January 18. I have had a note which puzzles me completely. Tom Webbe writes to say that he is going away; that I am to forgive him for the shame of having known him, and that his address is inclosed in a sealed envelope. I am not to open it unless there is real need. Why should he give his address to me?

January 19. The disconcerting way Aunt Naomi has of coming in without knocking, stealing in on feet made noiseless by rubbers, brought her into the sitting-room last night while I was mooning in the twilight, and meditating on nothing in particular. I knew her slow fashion of opening the door, "like a burglar at a cupboard," as Hannah says, – so that I was able to compose my face into an appropriate smile of welcome before she was fairly in.

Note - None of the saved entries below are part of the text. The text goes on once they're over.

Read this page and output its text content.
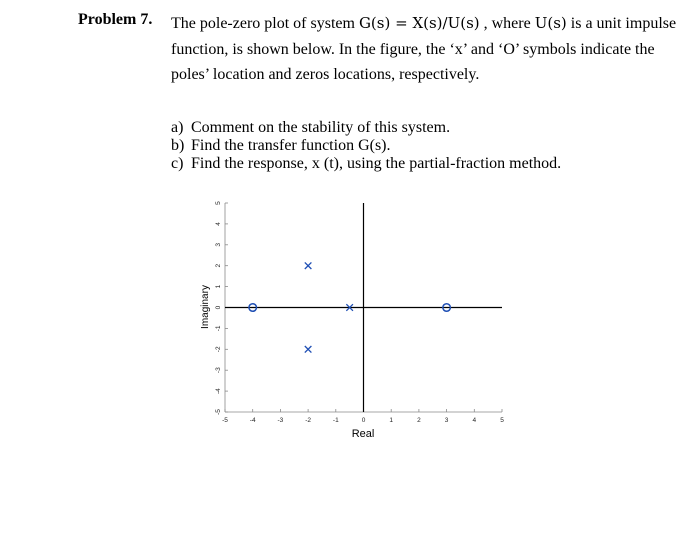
Problem 7. The pole-zero plot of system G(s) = X(s)/U(s) , where U(s) is a unit impulse
function, is shown below. In the figure, the ‘x’ and ‘O’ symbols indicate the
poles’ location and zeros locations, respectively.
a) Comment on the stability of this system.
b) Find the transfer function G(s).
c) Find the response, x (t), using the partial-fraction method.
-5	-4	-3	-2	-1	0	1	2	3	4	5
-5
-4
-3
-2
-1
0
1
2
3
4
5
Real
Imaginary
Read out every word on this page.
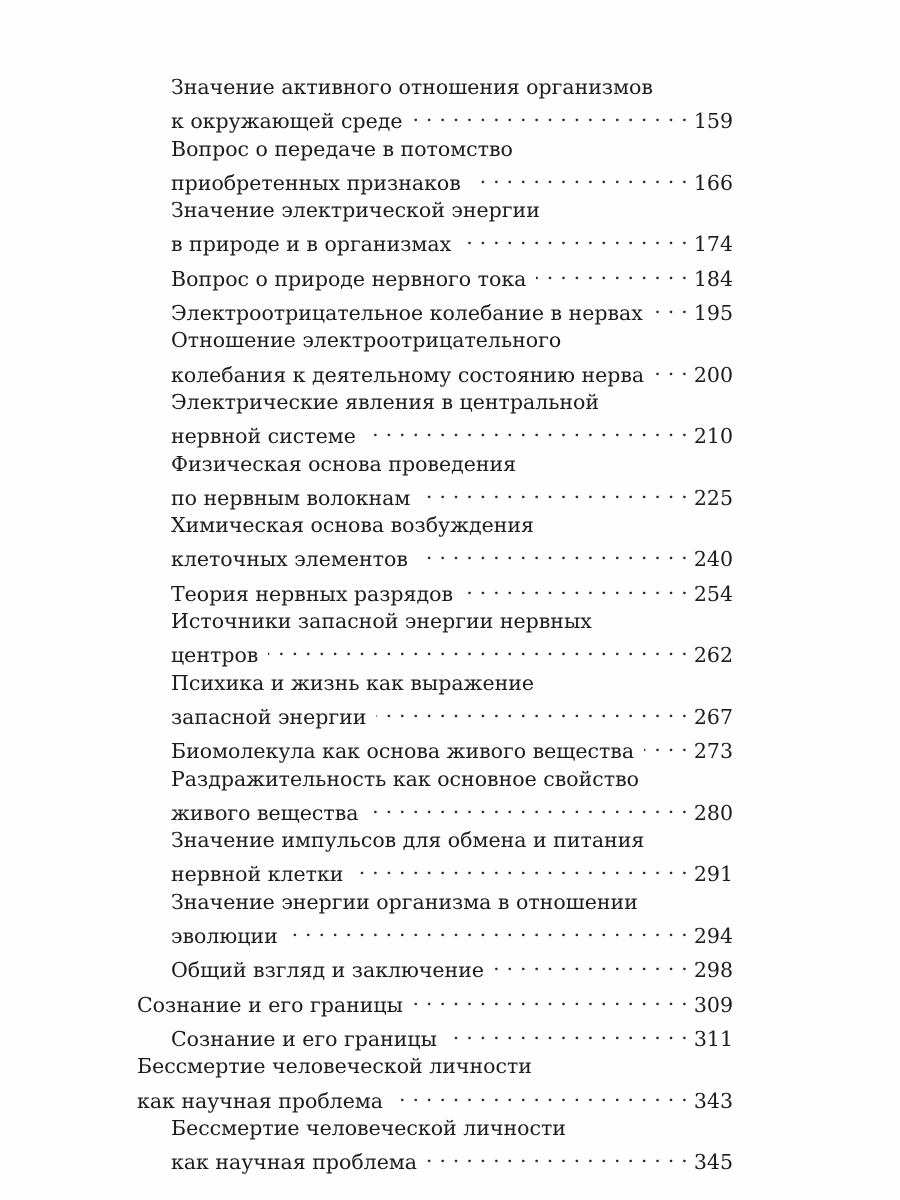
Значение активного отношения организмов
к окружающей среде . . .	159
Вопрос о передаче в потомство
приобретенных признаков . . .	166
Значение электрической энергии
в природе и в организмах . . .	174
Вопрос о природе нервного тока . . .	184
Электроотрицательное колебание в нервах . . . 195
Отношение электроотрицательного
колебания к деятельному состоянию нерва . . . 200
Электрические явления в центральной
нервной системе . . .	210
Физическая основа проведения
по нервным волокнам . . .	225
Химическая основа возбуждения
клеточных элементов . . .	240
Теория нервных разрядов . . .	254
Источники запасной энергии нервных
центров . . .	262
Психика и жизнь как выражение
запасной энергии . . .	267
Биомолекула как основа живого вещества . . .	273
Раздражительность как основное свойство
живого вещества . . .	280
Значение импульсов для обмена и питания
нервной клетки . . .	291
Значение энергии организма в отношении
эволюции . . .	294
Общий взгляд и заключение . . .	298
Сознание и его границы . . .	309
Сознание и его границы . . .	311
Бессмертие человеческой личности
как научная проблема . . .	343
Бессмертие человеческой личности
как научная проблема . . .	345
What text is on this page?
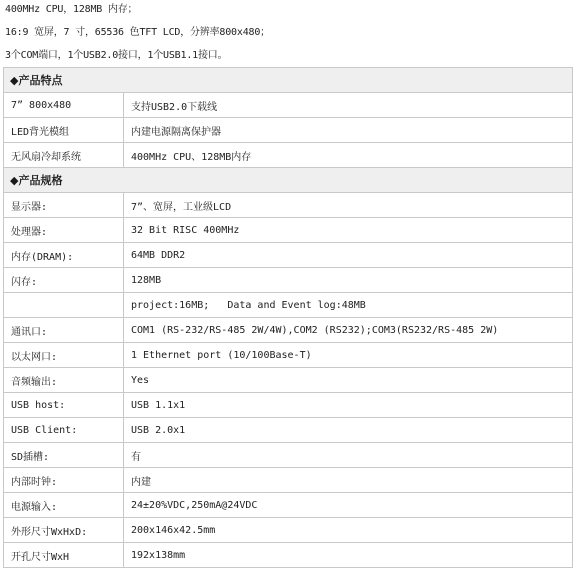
400MHz CPU，128MB 内存；
16:9 宽屏，7 寸，65536 色TFT LCD，分辨率800x480；
3个COM端口，1个USB2.0接口，1个USB1.1接口。
◆产品特点	
7” 800x480	支持USB2.0下载线
LED背光模组	内建电源隔离保护器
无风扇冷却系统	400MHz CPU、128MB内存
◆产品规格	
显示器:	7”、宽屏，工业级LCD
处理器:	32 Bit RISC 400MHz
内存(DRAM):	64MB DDR2
闪存:	128MB
	project:16MB;   Data and Event log:48MB
通讯口:	COM1 (RS-232/RS-485 2W/4W),COM2 (RS232);COM3(RS232/RS-485 2W)
以太网口:	1 Ethernet port (10/100Base-T)
音频输出:	Yes
USB host:	USB 1.1x1
USB Client:	USB 2.0x1
SD插槽:	有
内部时钟:	内建
电源输入:	24±20%VDC,250mA@24VDC
外形尺寸WxHxD:	200x146x42.5mm
开孔尺寸WxH	192x138mm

"Sitting here alone?" was her greeting.

"Mother is asleep," I answered, "and I was waiting for her to wake."

Aunt Naomi seated herself in the stiffest chair in the room, and began to swing her foot as usual.

"Deacon Daniel's at it again," she observed dispassionately.

I smiled a little. It always amuses me that the troubles of the church should be so often brought to me who am an outsider. Aunt Naomi arrives about once a month on the average, with complaints about something. They are seldom of any especial weight, but it seems to relieve her to tell her grievances.

"Which Deacon Daniel?" I asked, to tease her a little.

"Deacon Richards, of course. You know that well enough."

"What is it now?"

"He won't have any fire in the vestry," she answered.

"Why not let somebody else take care of the vestry then, if you want a fire?"

"You don't suppose," was her response, with a chuckle, "that he'd give up the key to anybody else, do you?"

"I should think he'd be glad to."

"He'll hold on to that key till he dies," retorted Aunt Naomi with a sniff; "and I shouldn't be surprised if he had it buried with him. He wouldn't lose the chance of making folks uncomfortable."

"Oh, come, Aunt Naomi, you are always so hard on Deacon Richards," I protested. "He is always good-natured with me."

"I wish you'd join the church, then, and see if you can't keep him in order. Last night it was so cold at prayer-meeting that we were all half frozen, and Mr. Saychase had to dismiss the meeting. Old lady Andrews spoke up in the coldest part of it, when we were all so chilled that we couldn't speak, and she said in that little, high voice of hers: 'The vestry is very cold to-night, but I trust that our hearts are warm with the love of Christ.'"

I laughed at the picture of the half-frozen prayer-meeting, and dear old lady Andrews coming to the rescue with a pious jest; it was so characteristic.

"But has anybody spoken to Deacon Richards?" I asked.

"You can't speak to him," she responded, wagging her foot with a violence that seemed to speak celestial anger within. "I try to after every prayer-meeting; but he has the lights out before I can say two words. I can't stay there in the dark with him; and the minute he gets me outside he locks the door, and posts off like a streak."

"Why not go down to his mill in broad daylight?" I suggested.

"Oh, he'd stick close to the grinding-thing just so he couldn't hear, and I'm afraid of being pitched into the hopper," she said, laughing. "You must speak to him. He pays some attention to what you say."